If you have employees who are nearing retirement age, don’t be surprised if they indicate an interest in working several more years. New studies and surveys are showing that the American dream of retirement is being delayed:
• According to Gallup’s 2016 Economy and Personal Finance Poll, workers in 1995 expected to retire at age 60. Two decades later, the expected retirement date is 67.
• Some workers have given up on the idea of retirement. A 2015 Federal Reserve study found that 27 percent of Americans said they will keep working as long as possible, and 12 percent don’t plan to retire at all.
Reasons for the Delay
There is no one reason why workers delay retirement, but most experts agree that the biggest reason is retirees haven’t saved enough money.
In the past, companies offered pensions, which were a major income source for many retirees. When the trend shifted to 401(k) plans, many Americans failed to contribute enough. According to TransAmerica, most Americans save about $63,000 for retirement, even though they think they’ll need $1 million to live comfortably. Another problem is that many retirees are not sure how to handle their 401(k) assets and are uncomfortable with the ups and downs of the market.
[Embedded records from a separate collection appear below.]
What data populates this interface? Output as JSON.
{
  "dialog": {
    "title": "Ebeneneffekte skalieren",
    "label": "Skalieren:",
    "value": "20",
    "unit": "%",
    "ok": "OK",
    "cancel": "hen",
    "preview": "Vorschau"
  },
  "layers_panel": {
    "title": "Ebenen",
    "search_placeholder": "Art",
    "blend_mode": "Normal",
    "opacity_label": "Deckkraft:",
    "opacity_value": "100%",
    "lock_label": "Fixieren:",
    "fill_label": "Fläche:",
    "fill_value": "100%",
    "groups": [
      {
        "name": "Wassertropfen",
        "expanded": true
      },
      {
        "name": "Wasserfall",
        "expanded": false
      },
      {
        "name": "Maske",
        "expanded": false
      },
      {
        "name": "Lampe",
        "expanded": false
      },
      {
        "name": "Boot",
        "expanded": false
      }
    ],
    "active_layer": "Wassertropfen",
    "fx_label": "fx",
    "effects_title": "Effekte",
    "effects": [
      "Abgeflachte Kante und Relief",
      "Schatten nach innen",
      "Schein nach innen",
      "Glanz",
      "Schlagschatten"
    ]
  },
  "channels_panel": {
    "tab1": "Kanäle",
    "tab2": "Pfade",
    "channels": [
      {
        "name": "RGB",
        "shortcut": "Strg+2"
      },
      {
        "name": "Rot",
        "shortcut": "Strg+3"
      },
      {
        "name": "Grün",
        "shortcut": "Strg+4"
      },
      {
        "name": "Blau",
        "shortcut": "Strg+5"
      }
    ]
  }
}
Those who did save diligently may have lost their savings during the recent financial downturn or the tech bust that preceded it. Some baby boomers are hoping to make up the shortfall by relying heavily on Social Security. However, Social Security is only meant to replace about 40% of the average person’s pre-retirement income. Currently, the average Social Security check is only a little more than $16,000 per year, an amount that’s difficult for most people to survive on.
While many seniors plan to work past the typical retirement age, some may face work cultures that are not “aging friendly.” Other seniors may find that they lose their desire to work or are not healthy enough to continue as long as they hoped.
The good news for employers is that they have a skilled workforce.